Let me take you on a journey. It’s a dark wet night, you know the sort, one where the world clearly wants to rain but can’t quite work it out. All is damp as my friends and I finally arrive in Portsmouth; we have reached the south coast a vital component of our overall aim, to head down. Already prepared we have our signs: Sud, as France and Spain stand between ourselves and, the final target, Morocco. There’s a plane booked from Marrakesh to home in a fortnight, and we have no intention of missing it. So as we pull in to the harbour and thank our driver, we look out over the channel apprehensively. The three of us are carrying all that we’ll need on our backs: we have a tent, some sleeping bags, clothes, and food. One of us has very average French, although we can all manage an accent, and we have little to no Spanish; although I, thankfully, do posses a passable knowledge of map reading, I can just about say where Africa is. So… off we go onto our ferry, next stop France and then wherever the willing driver takes us. The only condition of our journey being that we don’t intend to pay for it; this is, in short, a hitch-hike to Morocco.

 

Following a damp cold crossing we arrive in stunning Normandy, my first time there. The weather isn’t the only change France offers, and we encounter more delight and sheer pleasantness than we could imagine in miserable Portsmouth. We have however made our first mistake, a potentially costly one; we didn’t get a lift off the ferry. The plan was to relax for the first ferry hour then start talking to other passengers in an attempt to coax someone into driving us a decent way through France. We didn’t quite get around to this. Instead we relaxed on the boat, took photos like giddy school girls on their first exchange, had a couple drinks and a long nap. We overslept and as a result became the last to leave the ferry. Darn, no chance of an easy lift. Nevertheless we had made it across our first sea, we have some distance to go but there’s clearly no way back now… well there is but it wouldn’t fulfil the obligations of South.

 

They’ve got the right idea.

As term gains some momentum I’d recommend applying for a charity-travelling event, I won’t recommend any specific societies but I will say most new experiences are worth a shot.

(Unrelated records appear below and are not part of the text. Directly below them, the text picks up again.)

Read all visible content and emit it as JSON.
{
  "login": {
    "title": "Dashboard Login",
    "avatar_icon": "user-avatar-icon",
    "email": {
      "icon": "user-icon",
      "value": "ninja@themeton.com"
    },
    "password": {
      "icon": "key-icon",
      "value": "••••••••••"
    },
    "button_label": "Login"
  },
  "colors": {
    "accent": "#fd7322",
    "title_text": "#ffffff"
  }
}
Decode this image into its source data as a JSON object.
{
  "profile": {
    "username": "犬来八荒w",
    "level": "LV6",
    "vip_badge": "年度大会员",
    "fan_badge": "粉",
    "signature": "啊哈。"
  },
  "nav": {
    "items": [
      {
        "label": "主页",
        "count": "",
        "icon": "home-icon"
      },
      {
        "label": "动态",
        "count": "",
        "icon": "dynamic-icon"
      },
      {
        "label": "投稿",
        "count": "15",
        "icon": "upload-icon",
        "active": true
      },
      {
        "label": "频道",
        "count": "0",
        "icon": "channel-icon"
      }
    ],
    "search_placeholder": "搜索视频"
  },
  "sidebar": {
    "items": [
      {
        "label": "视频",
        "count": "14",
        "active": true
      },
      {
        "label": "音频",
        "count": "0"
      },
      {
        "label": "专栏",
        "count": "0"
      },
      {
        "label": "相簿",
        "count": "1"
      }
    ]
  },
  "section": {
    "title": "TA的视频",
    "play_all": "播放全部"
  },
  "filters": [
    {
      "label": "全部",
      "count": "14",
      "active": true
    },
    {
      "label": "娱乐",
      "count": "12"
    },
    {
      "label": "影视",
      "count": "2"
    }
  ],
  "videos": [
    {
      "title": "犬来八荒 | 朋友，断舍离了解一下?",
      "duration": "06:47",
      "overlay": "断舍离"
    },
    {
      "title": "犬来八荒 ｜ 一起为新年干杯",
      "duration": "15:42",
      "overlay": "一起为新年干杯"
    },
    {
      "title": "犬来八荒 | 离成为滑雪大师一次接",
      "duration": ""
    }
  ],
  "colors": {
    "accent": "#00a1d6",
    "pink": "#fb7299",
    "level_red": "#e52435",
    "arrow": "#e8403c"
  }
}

I’ve done a few of these kind of events and I can really say if you want cheap memorable travels then you can’t go wrong; and it certainly doesn’t hurt that your holiday is in the service of a good cause. When myself, and company, hitch-hiked to Morocco none of us had ever done such a thing before, and only two of us had ever been to Africa before. I’d certainly never dreamed of travelling in such an makeshift way. When we woke up every morning the plan was essentially mutable, for example, following our first landing we ended up setting up a big top with our adopted French parents near their derelict farm. Long story. Soon enough we were sleeping on a rooftop in Marrakesh and exploring the Atlas Mountains.

 

I’d be the first to say jumping in a car with a vague idea of destination and a lack of communication is somewhat uncomfortable. In fact I think I have said so. The excitement is very welcome though as it captures the notion of expedition. In a world almost fully discovered, where not knowing where you are going is rare, you get to feel like an explorer. It’s this mix of trepidation and enthusiasm that makes a trip worthwhile. If a journey feels comfortable and homely are you really going anywhere? Ok in a physical sense yes… but you know what I mean, it’s good to leave your comfort zone at home. Having said this I doubt I could ever have hitch-hiked solo, but good friends just amplified the fun. I can wholeheartedly recommend you grab some pals and raise some money (the charity bit) and personally fund an exceedingly cheap expedition.